Итак, что же оберегало меня все это время — после встречи с Симоном накануне отъезда в Мальтаверн и до сегодняшнего дня — от безумного желания заснуть навеки, от этого «стремления-не-жить»? Я не знаю, что известно об этом недуге врачам, но хорошо знаю, что испытывает несчастный, в чьем роду и прадед и брат прадеда утопились в лагуне Тешуэйра. Пастухи называют этот недуг «пелагрой» и говорят, что всех, кто им страдает, тянет в воду.
Я думаю, что эта болезнь, подобно всем прочим болезням, у нас в крови, она порождена тоской, отпущенной нам в смертельных дозах, она составляет самую сердцевину нашего существа, она появляется на свет вместе с нами и звучит уже в первом нашем младенческом крике.
В течение последних недель, которые я прожил рядом с мамой, смягчившейся и просветленной, прощавшей мне все, готовой во вред себе кормить меня раками и грибами, я пришел к заключению, что от смерти меня уберегла только моя неумелость. «Ничего-то ты не умеешь делать собственными руками, — не раз с презрением говорила мне мама, — ты не способен даже стать грузчиком!» Да, и даже убить себя. Лагуна Тешуэйра сейчас совсем обмелела. А яд… разве можно купить его у аптекаря без рецепта? Я слишком труслив, чтобы решиться принять смерть, как Анна Каренина, под колесами поезда, слишком труслив, чтобы броситься вниз с высоты, слишком труслив, чтобы нажать гашетку.

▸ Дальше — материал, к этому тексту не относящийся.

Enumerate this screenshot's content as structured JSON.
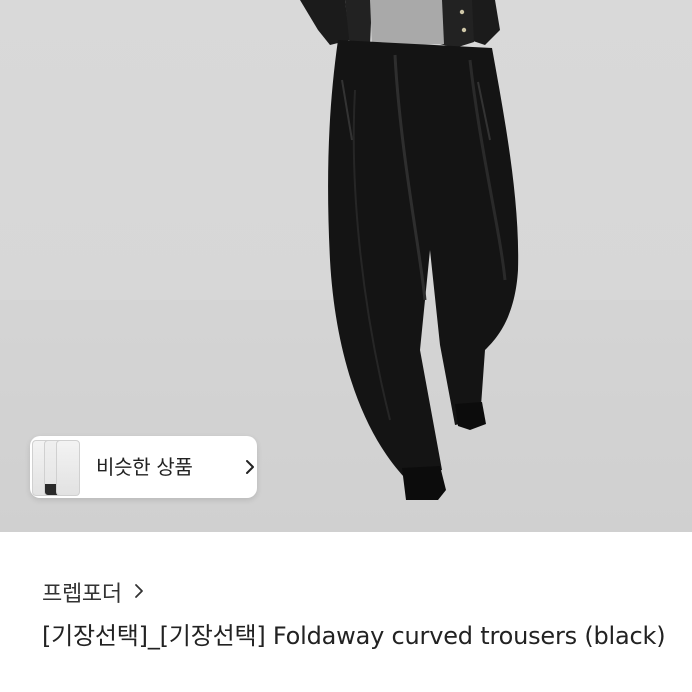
{
  "product_image": {
    "alt": "",
    "similar_button": {
      "label": "비슷한 상품",
      "icon": "chevron-right-icon",
      "thumbnail_count": 3
    }
  },
  "shop": {
    "name": "프렙포더",
    "icon": "chevron-right-icon"
  },
  "product": {
    "title": "[기장선택]_[기장선택] Foldaway curved trousers (black)"
  },
  "colors": {
    "background": "#ffffff",
    "image_backdrop": "#d8d8d8",
    "text_primary": "#222222",
    "chip_background": "#ffffff"
  }
}
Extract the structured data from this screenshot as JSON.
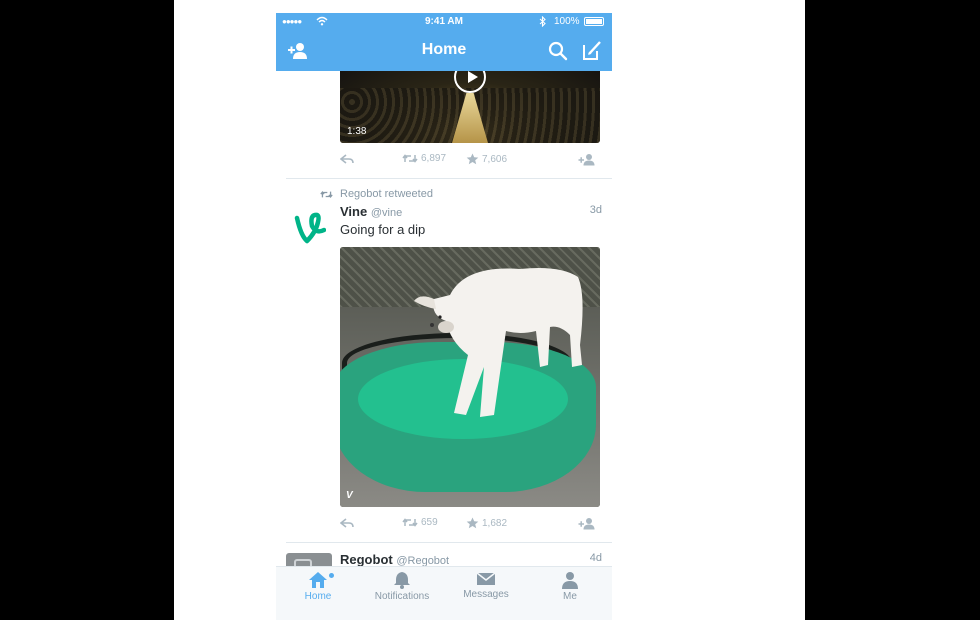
{
  "status_bar": {
    "signal": "●●●●●",
    "time": "9:41 AM",
    "battery": "100%"
  },
  "nav": {
    "title": "Home"
  },
  "tweets": [
    {
      "media_duration": "1:38",
      "retweets": "6,897",
      "favorites": "7,606"
    },
    {
      "retweeted_by": "Regobot retweeted",
      "name": "Vine",
      "handle": "@vine",
      "time": "3d",
      "text": "Going for a dip",
      "retweets": "659",
      "favorites": "1,682"
    },
    {
      "name": "Regobot",
      "handle": "@Regobot",
      "time": "4d"
    }
  ],
  "tabs": [
    {
      "label": "Home",
      "active": true
    },
    {
      "label": "Notifications",
      "active": false
    },
    {
      "label": "Messages",
      "active": false
    },
    {
      "label": "Me",
      "active": false
    }
  ],
  "colors": {
    "brand": "#55acee",
    "vine": "#00b488",
    "muted": "#8899a6"
  }
}
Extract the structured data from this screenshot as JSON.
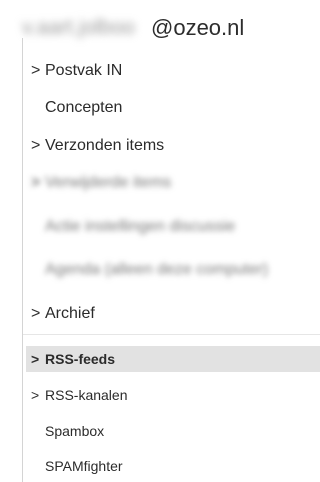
{
  "account": {
    "name_blurred": "v.aart.jolboo",
    "domain": "@ozeo.nl"
  },
  "folders": [
    {
      "label": "Postvak IN",
      "chevron": ">"
    },
    {
      "label": "Concepten",
      "chevron": ""
    },
    {
      "label": "Verzonden items",
      "chevron": ">"
    },
    {
      "label": "Verwijderde items",
      "chevron": ">"
    },
    {
      "label": "Actie instellingen discussie",
      "chevron": ""
    },
    {
      "label": "Agenda (alleen deze computer)",
      "chevron": ""
    },
    {
      "label": "Archief",
      "chevron": ">"
    },
    {
      "label": "RSS-feeds",
      "chevron": ">"
    },
    {
      "label": "RSS-kanalen",
      "chevron": ">"
    },
    {
      "label": "Spambox",
      "chevron": ""
    },
    {
      "label": "SPAMfighter",
      "chevron": ""
    }
  ]
}
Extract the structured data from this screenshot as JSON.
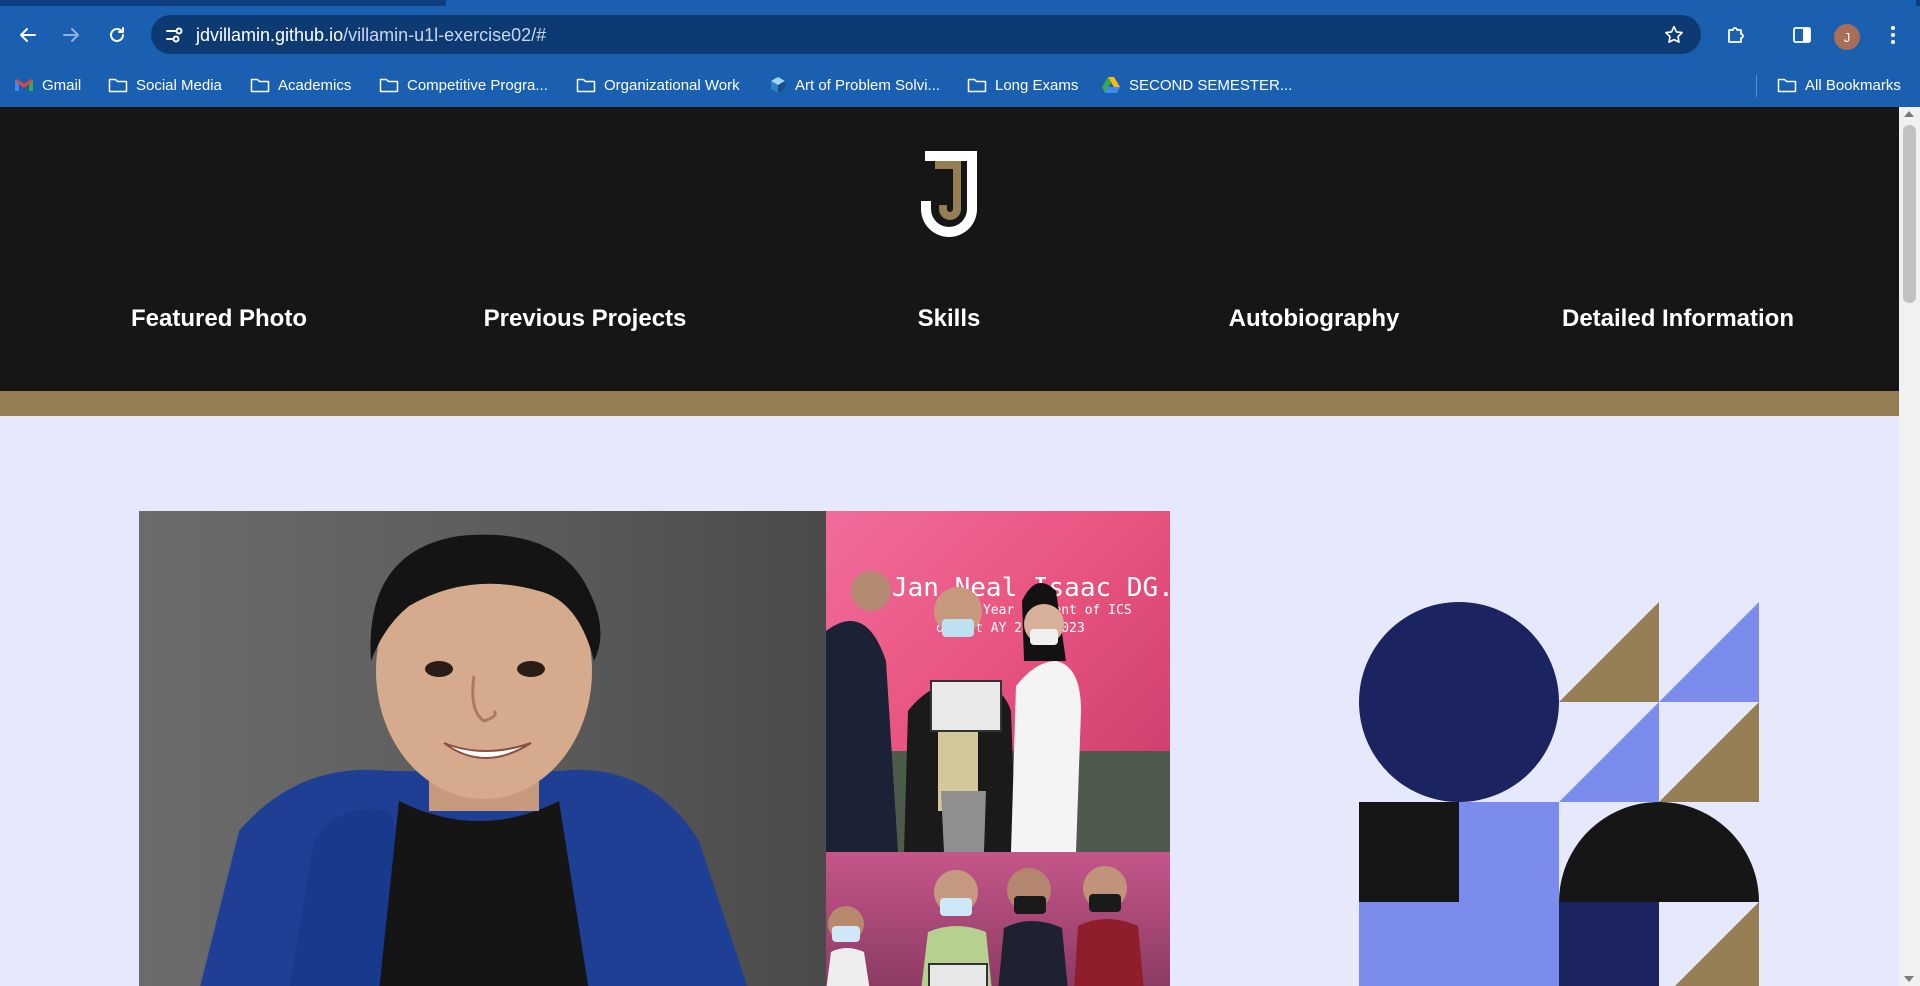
{
  "browser": {
    "url_host": "jdvillamin.github.io",
    "url_path": "/villamin-u1l-exercise02/#",
    "avatar_letter": "J",
    "bookmarks": [
      {
        "label": "Gmail",
        "icon": "gmail-icon"
      },
      {
        "label": "Social Media",
        "icon": "folder-icon"
      },
      {
        "label": "Academics",
        "icon": "folder-icon"
      },
      {
        "label": "Competitive Progra...",
        "icon": "folder-icon"
      },
      {
        "label": "Organizational Work",
        "icon": "folder-icon"
      },
      {
        "label": "Art of Problem Solvi...",
        "icon": "aops-icon"
      },
      {
        "label": "Long Exams",
        "icon": "folder-icon"
      },
      {
        "label": "SECOND SEMESTER...",
        "icon": "drive-icon"
      }
    ],
    "all_bookmarks": "All Bookmarks"
  },
  "site": {
    "nav": [
      {
        "label": "Featured Photo"
      },
      {
        "label": "Previous Projects"
      },
      {
        "label": "Skills"
      },
      {
        "label": "Autobiography"
      },
      {
        "label": "Detailed Information"
      }
    ],
    "photo_caption": {
      "line1": "Jan Neal Isaac DG. Vill",
      "line2": "First Year Student of ICS",
      "line3": "of 1st   AY 2022-2023"
    }
  },
  "colors": {
    "chrome_blue": "#1a5fb0",
    "omnibox": "#0e3a73",
    "header_black": "#161616",
    "gold": "#957e54",
    "page_bg": "#e6e8fb",
    "navy": "#1b2360",
    "periwinkle": "#7b8ced"
  }
}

Самое странное, что единственная моя опора — вера в вечную жизнь — не имела тогда для меня ни малейшего значения. За дефинициями малого катехизиса и запретами казуистов мне слышался издевательский хохот: эти болваны приравнивают к убийству акт добровольного ухода из жизни… Прежде всего не такой уж он добровольный, поскольку его необходимость заложена в нас так же, как все, что убивает нас изо дня в день, от рождения до самой смерти. В этот мой приезд земля Мальтаверна стала для меня именно тем, чем она была, — угрюмыми бесплодными ландами, которые рано или поздно выгорят дотла. Преображал ее мой собственный взгляд, магия моего взгляда. Так же как и Мари. Земля Мальтаверна и Мари навсегда остались такими, какие есть. Я потерял над ними власть преображения. Только бы Мари не подумала, что я хотел умереть из-за нее.